Hep insani davranışlar özlem olmuştur toplum için. Ahlak çerçevesinde söylemler, nezaket kuralları içerisinde hareketler, ölçülü ve saygılı yaklaşımlar beklentidir insanlar arası iletişimde. Bunları yerine getirmenin yegane kuralı da empati yapmaktır. Eğer empati yapmayan bir kişi ile iletişim halindeyseniz bu beklentilerden en az bir tanesi mutlak eksikliğini hissettirecektir. İşte; “eğitim şart” söyleminin temelinde yatan budur. Siz istediğiniz kadar bilgili bir kişi olun, cerrah, astronot, bilim insanı… ne olursanız olun, fark etmez. Eğer empati sahibi değilseniz, hiçbir işe yaramaz yaptıklarınız. Kaba bir insan olmaktan öteye gidemezsiniz. Belki zengin olursunuz, belki mevki sahibi olursunuz ama katiyen gerçek bir dost sahibi olamazsınız.
Dünyanın üzerine kurulduğu kuralların en önemlisi denge unsurudur. Denge kavramını hayatınızda tam manası ile kurgulayamazsanız bu hayatta başarıya ancak sanal bir simülasyonda ulaşabilirsiniz. Gerçek başarı sizden her zaman uzak olur. Sorunların üzerini kapatıp, yokmuş gibi davranmak dengesizliği getirir. Bu da sorumsuzluğu yanında hediye eder insana ki sonuç her zaman hüsrandır.
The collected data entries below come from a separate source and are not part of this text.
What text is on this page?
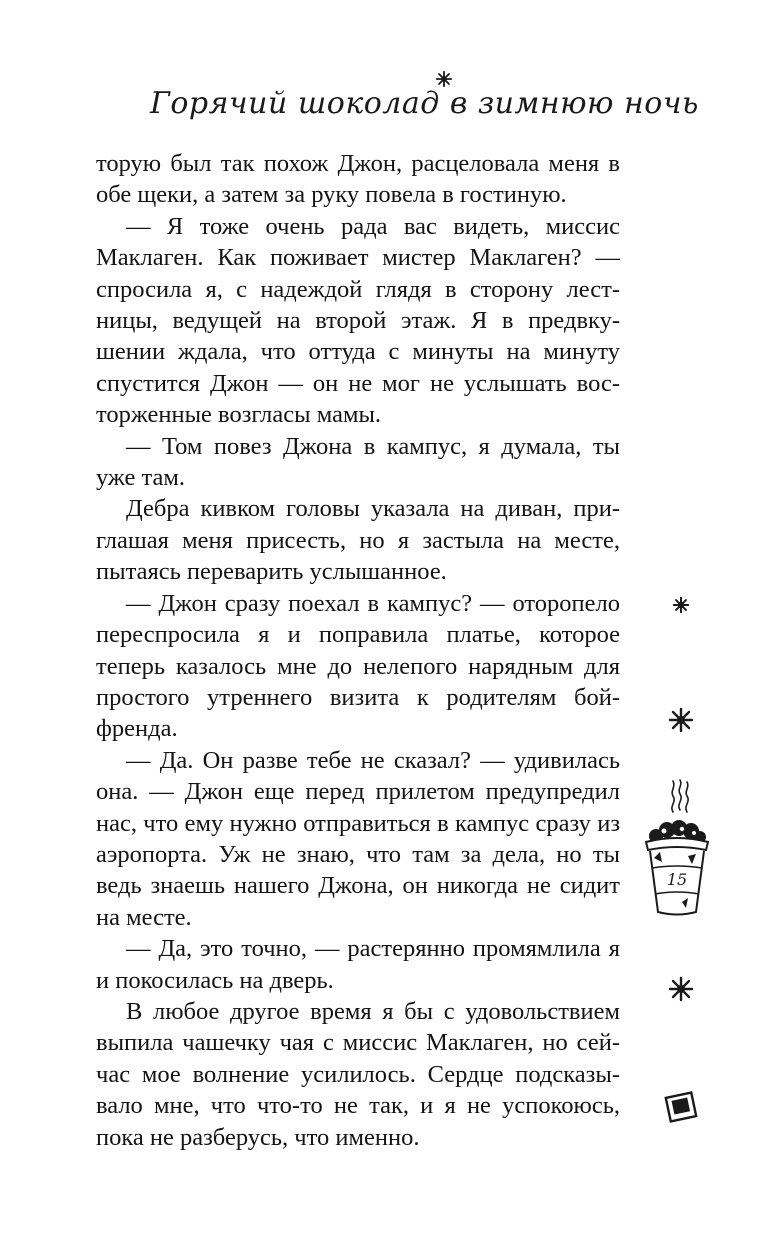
Горячий шоколад в зимнюю ночь

торую был так похож Джон, расцеловала меня в обе щеки, а затем за руку повела в гостиную.

— Я тоже очень рада вас видеть, миссис Маклаген. Как поживает мистер Маклаген? — спросила я, с надеждой глядя в сторону лестницы, ведущей на второй этаж. Я в предвкушении ждала, что оттуда с минуты на минуту спустится Джон — он не мог не услышать восторженные возгласы мамы.

— Том повез Джона в кампус, я думала, ты уже там.

Дебра кивком головы указала на диван, приглашая меня присесть, но я застыла на месте, пытаясь переварить услышанное.

— Джон сразу поехал в кампус? — оторопело переспросила я и поправила платье, которое теперь казалось мне до нелепого нарядным для простого утреннего визита к родителям бойфренда.

— Да. Он разве тебе не сказал? — удивилась она. — Джон еще перед прилетом предупредил нас, что ему нужно отправиться в кампус сразу из аэропорта. Уж не знаю, что там за дела, но ты ведь знаешь нашего Джона, он никогда не сидит на месте.

— Да, это точно, — растерянно промямлила я и покосилась на дверь.

В любое другое время я бы с удовольствием выпила чашечку чая с миссис Маклаген, но сейчас мое волнение усилилось. Сердце подсказывало мне, что что-то не так, и я не успокоюсь, пока не разберусь, что именно.

15
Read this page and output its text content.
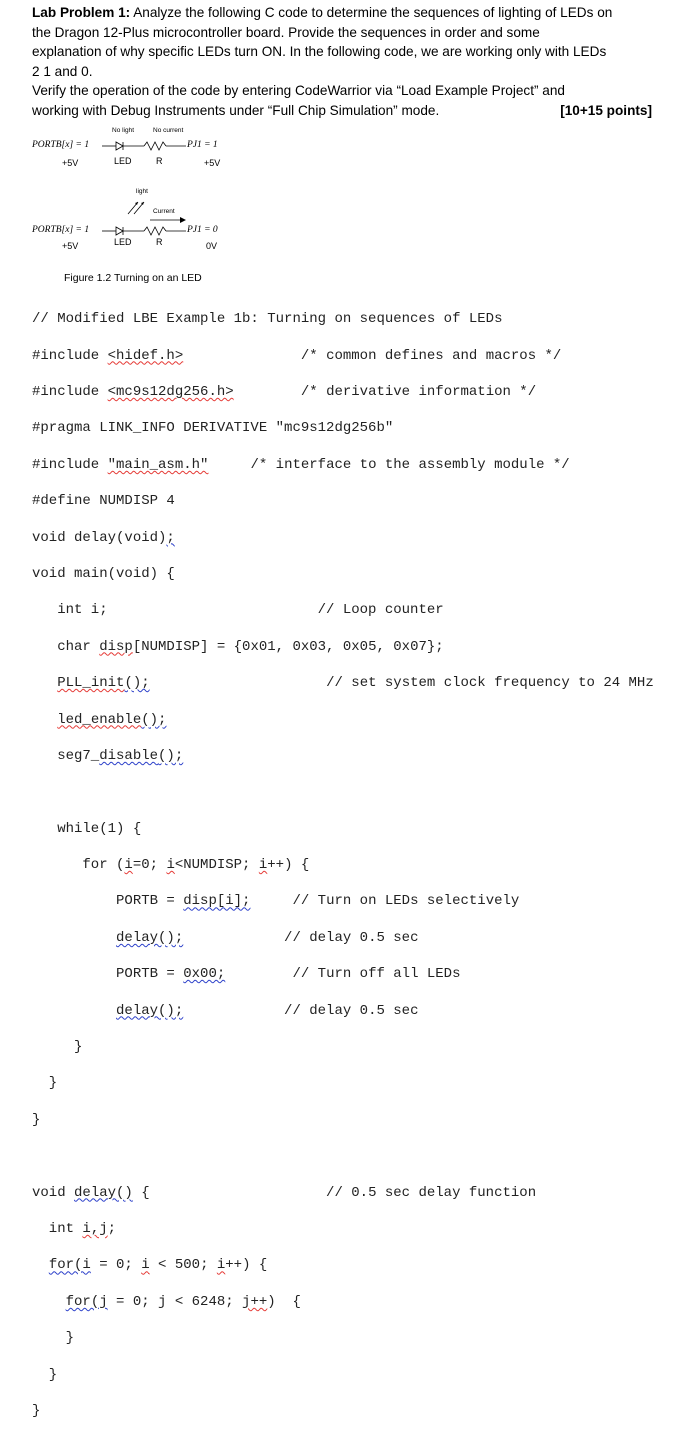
Lab Problem 1: Analyze the following C code to determine the sequences of lighting of LEDs on

the Dragon 12-Plus microcontroller board. Provide the sequences in order and some

explanation of why specific LEDs turn ON. In the following code, we are working only with LEDs

2 1 and 0.

Verify the operation of the code by entering CodeWarrior via “Load Example Project” and

working with Debug Instruments under “Full Chip Simulation” mode.	[10+15 points]

No light	No current
PORTB[x] = 1	PJ1 = 1
+5V	LED	R	+5V
light
Current
PORTB[x] = 1	PJ1 = 0
+5V	LED	R	0V
Figure 1.2 Turning on an LED

// Modified LBE Example 1b: Turning on sequences of LEDs

#include <hidef.h>              /* common defines and macros */

#include <mc9s12dg256.h>        /* derivative information */

#pragma LINK_INFO DERIVATIVE "mc9s12dg256b"

#include "main_asm.h"     /* interface to the assembly module */

#define NUMDISP 4

void delay(void);

void main(void) {

int i;                         // Loop counter

char disp[NUMDISP] = {0x01, 0x03, 0x05, 0x07};

PLL_init();                     // set system clock frequency to 24 MHz

led_enable();

seg7_disable();

while(1) {

for (i=0; i<NUMDISP; i++) {

PORTB = disp[i];     // Turn on LEDs selectively

delay();            // delay 0.5 sec

PORTB = 0x00;        // Turn off all LEDs

delay();            // delay 0.5 sec

}

}

}

void delay() {                     // 0.5 sec delay function

int i,j;

for(i = 0; i < 500; i++) {

for(j = 0; j < 6248; j++)  {

}

}

}
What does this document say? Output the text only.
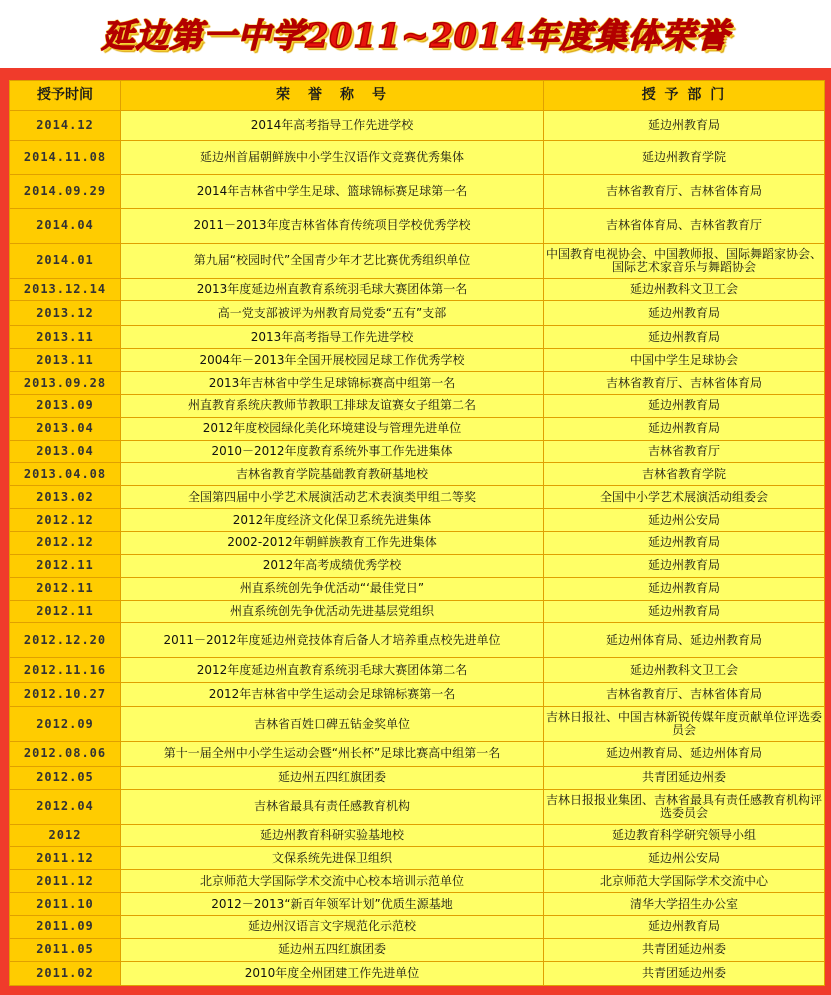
延边第一中学2011~2014年度集体荣誉
授予时间	荣　誉　称　号	授 予 部 门
2014.12	2014年高考指导工作先进学校	延边州教育局
2014.11.08	延边州首届朝鲜族中小学生汉语作文竞赛优秀集体	延边州教育学院
2014.09.29	2014年吉林省中学生足球、篮球锦标赛足球第一名	吉林省教育厅、吉林省体育局
2014.04	2011－2013年度吉林省体育传统项目学校优秀学校	吉林省体育局、吉林省教育厅
2014.01	第九届“校园时代”全国青少年才艺比赛优秀组织单位	中国教育电视协会、中国教师报、国际舞蹈家协会、国际艺术家音乐与舞蹈协会
2013.12.14	2013年度延边州直教育系统羽毛球大赛团体第一名	延边州教科文卫工会
2013.12	高一党支部被评为州教育局党委“五有”支部	延边州教育局
2013.11	2013年高考指导工作先进学校	延边州教育局
2013.11	2004年－2013年全国开展校园足球工作优秀学校	中国中学生足球协会
2013.09.28	2013年吉林省中学生足球锦标赛高中组第一名	吉林省教育厅、吉林省体育局
2013.09	州直教育系统庆教师节教职工排球友谊赛女子组第二名	延边州教育局
2013.04	2012年度校园绿化美化环境建设与管理先进单位	延边州教育局
2013.04	2010－2012年度教育系统外事工作先进集体	吉林省教育厅
2013.04.08	吉林省教育学院基础教育教研基地校	吉林省教育学院
2013.02	全国第四届中小学艺术展演活动艺术表演类甲组二等奖	全国中小学艺术展演活动组委会
2012.12	2012年度经济文化保卫系统先进集体	延边州公安局
2012.12	2002-2012年朝鲜族教育工作先进集体	延边州教育局
2012.11	2012年高考成绩优秀学校	延边州教育局
2012.11	州直系统创先争优活动“‘最佳党日”	延边州教育局
2012.11	州直系统创先争优活动先进基层党组织	延边州教育局
2012.12.20	2011－2012年度延边州竞技体育后备人才培养重点校先进单位	延边州体育局、延边州教育局
2012.11.16	2012年度延边州直教育系统羽毛球大赛团体第二名	延边州教科文卫工会
2012.10.27	2012年吉林省中学生运动会足球锦标赛第一名	吉林省教育厅、吉林省体育局
2012.09	吉林省百姓口碑五钻金奖单位	吉林日报社、中国吉林新锐传媒年度贡献单位评选委员会
2012.08.06	第十一届全州中小学生运动会暨“州长杯”足球比赛高中组第一名	延边州教育局、延边州体育局
2012.05	延边州五四红旗团委	共青团延边州委
2012.04	吉林省最具有责任感教育机构	吉林日报报业集团、吉林省最具有责任感教育机构评选委员会
2012	延边州教育科研实验基地校	延边教育科学研究领导小组
2011.12	文保系统先进保卫组织	延边州公安局
2011.12	北京师范大学国际学术交流中心校本培训示范单位	北京师范大学国际学术交流中心
2011.10	2012－2013“新百年领军计划”优质生源基地	清华大学招生办公室
2011.09	延边州汉语言文字规范化示范校	延边州教育局
2011.05	延边州五四红旗团委	共青团延边州委
2011.02	2010年度全州团建工作先进单位	共青团延边州委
Kişisel iletişimde bu tür dengesiz yaklaşımlar her zaman sorun yaratmayabilir. O kişi ile iletişimi keser ve hayatınıza başka odak noktaları bularak devam edebilirsiniz. Bu durum toplumun süzgecinden geçen dengesiz insanların yalnız kalmasına sebep olur ve sorun bir manada çözülür ama ya eğer o dengesiz kişi insanların yönetiminde söz sahibi olacağı bir mevkiye gelmişse. Önemli bir yönetici, politikacı, askeri bir komutan, komiser gibi kitlelere hükmedecek bir konuma ulaşmışsa. İşte gerçek sorun ortaya çıkmış demektir.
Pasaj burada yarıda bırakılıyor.